Le 12 janvier 2013 à 13h49 | Paul Rivard

Erik Cole en a surpris (et chagriné) plus d’un, vendredi, lorsqu’il a dit qu’il envisageait la retraite à la fin de la prochaine saison.

La surprise de ses admirateurs, dont je suis, vient assurément du fait qu’il a représenté une des rares bouffées d’air frais dans la campagne particulièrement étouffante qu’ont subi les supporters du CH l’an dernier. Pour une fois, un vétéran acquis par le Tricolore, a pleinement justifié les attentes placées en lui. Guerrier, mentor, copain et compteur, Cole a rempli tous ces rôles alors que le Bleu-Blanc-Rouge manquait tristement de couleur.

Dévasté par le conflit

Erik Cole a été déçu, voir dépité par ce conflit. «Je persiste à dire que ce conflit n’aurait jamais dû avoir lieu. C’est une honte!» a-t-il répété aux journalistes.

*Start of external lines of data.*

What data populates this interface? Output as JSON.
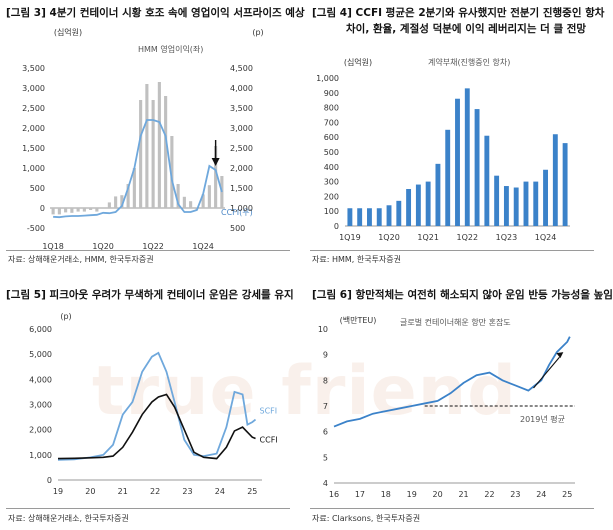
{
  "watermark": "true friend",
  "colors": {
    "grey_bar": "#c0c0c0",
    "blue_line": "#6fa8dc",
    "bar_blue": "#3b82c9",
    "black": "#111111",
    "scfi": "#6fa8dc"
  },
  "fig3": {
    "title": "[그림 3] 4분기 컨테이너 시황 호조 속에 영업이익 서프라이즈 예상",
    "source": "자료: 상해해운거래소, HMM, 한국투자증권",
    "left_unit": "(십억원)",
    "right_unit": "(p)",
    "bar_label": "HMM 영업이익(좌)",
    "line_label": "CCFI(우)",
    "chart_data": {
      "type": "bar+line",
      "categories": [
        "1Q18",
        "2Q18",
        "3Q18",
        "4Q18",
        "1Q19",
        "2Q19",
        "3Q19",
        "4Q19",
        "1Q20",
        "2Q20",
        "3Q20",
        "4Q20",
        "1Q21",
        "2Q21",
        "3Q21",
        "4Q21",
        "1Q22",
        "2Q22",
        "3Q22",
        "4Q22",
        "1Q23",
        "2Q23",
        "3Q23",
        "4Q23",
        "1Q24",
        "2Q24",
        "3Q24",
        "4Q24"
      ],
      "x_ticks": [
        "1Q18",
        "1Q20",
        "1Q22",
        "1Q24"
      ],
      "bar_series": {
        "name": "HMM 영업이익(좌)",
        "values": [
          -160,
          -160,
          -110,
          -120,
          -90,
          -90,
          -50,
          -90,
          20,
          140,
          290,
          320,
          600,
          1000,
          2700,
          3100,
          2700,
          3150,
          2800,
          1800,
          600,
          280,
          170,
          -30,
          340,
          570,
          1550,
          800
        ]
      },
      "line_series": {
        "name": "CCFI(우)",
        "values": [
          780,
          770,
          790,
          800,
          800,
          810,
          820,
          830,
          880,
          870,
          900,
          1050,
          1500,
          2000,
          2800,
          3200,
          3200,
          3150,
          2800,
          1700,
          1100,
          900,
          900,
          950,
          1350,
          2050,
          1950,
          1400
        ]
      },
      "ylim_left": [
        -500,
        3500
      ],
      "yticks_left": [
        -500,
        0,
        500,
        1000,
        1500,
        2000,
        2500,
        3000,
        3500
      ],
      "ylim_right": [
        500,
        4500
      ],
      "yticks_right": [
        500,
        1000,
        1500,
        2000,
        2500,
        3000,
        3500,
        4000,
        4500
      ],
      "arrow_at": "3Q24"
    }
  },
  "fig4": {
    "title_line1": "[그림 4] CCFI 평균은 2분기와 유사했지만 전분기 진행중인 항차",
    "title_line2": "차이, 환율, 계절성 덕분에 이익 레버리지는 더 클 전망",
    "source": "자료: HMM, 한국투자증권",
    "unit": "(십억원)",
    "series_label": "계약부채(진행중인 항차)",
    "chart_data": {
      "type": "bar",
      "categories": [
        "1Q19",
        "2Q19",
        "3Q19",
        "4Q19",
        "1Q20",
        "2Q20",
        "3Q20",
        "4Q20",
        "1Q21",
        "2Q21",
        "3Q21",
        "4Q21",
        "1Q22",
        "2Q22",
        "3Q22",
        "4Q22",
        "1Q23",
        "2Q23",
        "3Q23",
        "4Q23",
        "1Q24",
        "2Q24",
        "3Q24"
      ],
      "x_ticks": [
        "1Q19",
        "1Q20",
        "1Q21",
        "1Q22",
        "1Q23",
        "1Q24"
      ],
      "values": [
        120,
        120,
        120,
        120,
        140,
        170,
        250,
        280,
        300,
        420,
        650,
        860,
        930,
        790,
        610,
        340,
        270,
        260,
        300,
        300,
        380,
        620,
        560
      ],
      "ylim": [
        0,
        1000
      ],
      "yticks": [
        0,
        100,
        200,
        300,
        400,
        500,
        600,
        700,
        800,
        900,
        1000
      ]
    }
  },
  "fig5": {
    "title": "[그림 5] 피크아웃 우려가 무색하게 컨테이너 운임은 강세를 유지",
    "source": "자료: 상해해운거래소, 한국투자증권",
    "unit": "(p)",
    "chart_data": {
      "type": "line",
      "x_ticks": [
        "19",
        "20",
        "21",
        "22",
        "23",
        "24",
        "25"
      ],
      "xlim": [
        19,
        25.3
      ],
      "ylim": [
        0,
        6000
      ],
      "yticks": [
        0,
        1000,
        2000,
        3000,
        4000,
        5000,
        6000
      ],
      "series": [
        {
          "name": "SCFI",
          "x": [
            19,
            19.5,
            20,
            20.4,
            20.7,
            21,
            21.3,
            21.6,
            21.9,
            22.1,
            22.35,
            22.6,
            22.9,
            23.2,
            23.5,
            23.9,
            24.2,
            24.45,
            24.7,
            24.85,
            25.0,
            25.1
          ],
          "y": [
            800,
            820,
            900,
            1000,
            1400,
            2600,
            3100,
            4300,
            4900,
            5050,
            4300,
            3100,
            1600,
            1000,
            950,
            1050,
            2100,
            3500,
            3400,
            2200,
            2300,
            2400
          ]
        },
        {
          "name": "CCFI",
          "x": [
            19,
            19.5,
            20,
            20.4,
            20.7,
            21,
            21.3,
            21.6,
            21.9,
            22.1,
            22.35,
            22.6,
            22.9,
            23.2,
            23.5,
            23.9,
            24.2,
            24.45,
            24.7,
            24.85,
            25.0,
            25.1
          ],
          "y": [
            850,
            860,
            880,
            900,
            950,
            1300,
            1900,
            2600,
            3100,
            3300,
            3400,
            2900,
            2000,
            1100,
            900,
            850,
            1300,
            1950,
            2100,
            1900,
            1700,
            1650
          ]
        }
      ]
    }
  },
  "fig6": {
    "title": "[그림 6] 항만적체는 여전히 해소되지 않아 운임 반등 가능성을 높임",
    "source": "자료: Clarksons, 한국투자증권",
    "unit": "(백만TEU)",
    "series_label": "글로벌 컨테이너해운 항만 혼잡도",
    "avg_label": "2019년 평균",
    "chart_data": {
      "type": "line",
      "x_ticks": [
        "16",
        "17",
        "18",
        "19",
        "20",
        "21",
        "22",
        "23",
        "24",
        "25"
      ],
      "xlim": [
        16,
        25.3
      ],
      "ylim": [
        4,
        10
      ],
      "yticks": [
        4,
        5,
        6,
        7,
        8,
        9,
        10
      ],
      "average_2019": 7.0,
      "series": [
        {
          "name": "글로벌 컨테이너해운 항만 혼잡도",
          "x": [
            16,
            16.5,
            17,
            17.5,
            18,
            18.5,
            19,
            19.5,
            20,
            20.5,
            21,
            21.5,
            22,
            22.5,
            23,
            23.5,
            24,
            24.3,
            24.6,
            25,
            25.1
          ],
          "y": [
            6.2,
            6.4,
            6.5,
            6.7,
            6.8,
            6.9,
            7.0,
            7.1,
            7.2,
            7.5,
            7.9,
            8.2,
            8.3,
            8.0,
            7.8,
            7.6,
            8.0,
            8.6,
            9.1,
            9.5,
            9.7
          ]
        }
      ]
    }
  }
}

Ce n’est pas la première fois qu’il énonce la possibilité de se retirer. Non seulement les résultats pathétiques de son équipe, en 2012, attaquaient sa fierté au plus haut point, mais il a été dévasté par l’interminable chassé-croisé joueurs-proprios de l’automne. Au grand dam de la direction du Tricolore, il a été jusqu’à s’afficher dans les médias avec une casquette où il était écrit un message offensant à l’intention du Commissaire Gary Bettman et pour laquelle le jeu de mots n’avait pas besoin d’explication: «Puck Gary». L’image de la casquette, bien placée sur un sac portant le logo des Canadiens, a fait le tour des médias et n’a sûrement pas eu l’heur de plaire à Geoff Molson et au reste de l’état-major de l’équipe. Si la frustration des athlètes était justifiable, le fait d’associer vulgarité et emblème de l’équipe n’est jamais bien appréciée des employeurs, peu importe le conflit.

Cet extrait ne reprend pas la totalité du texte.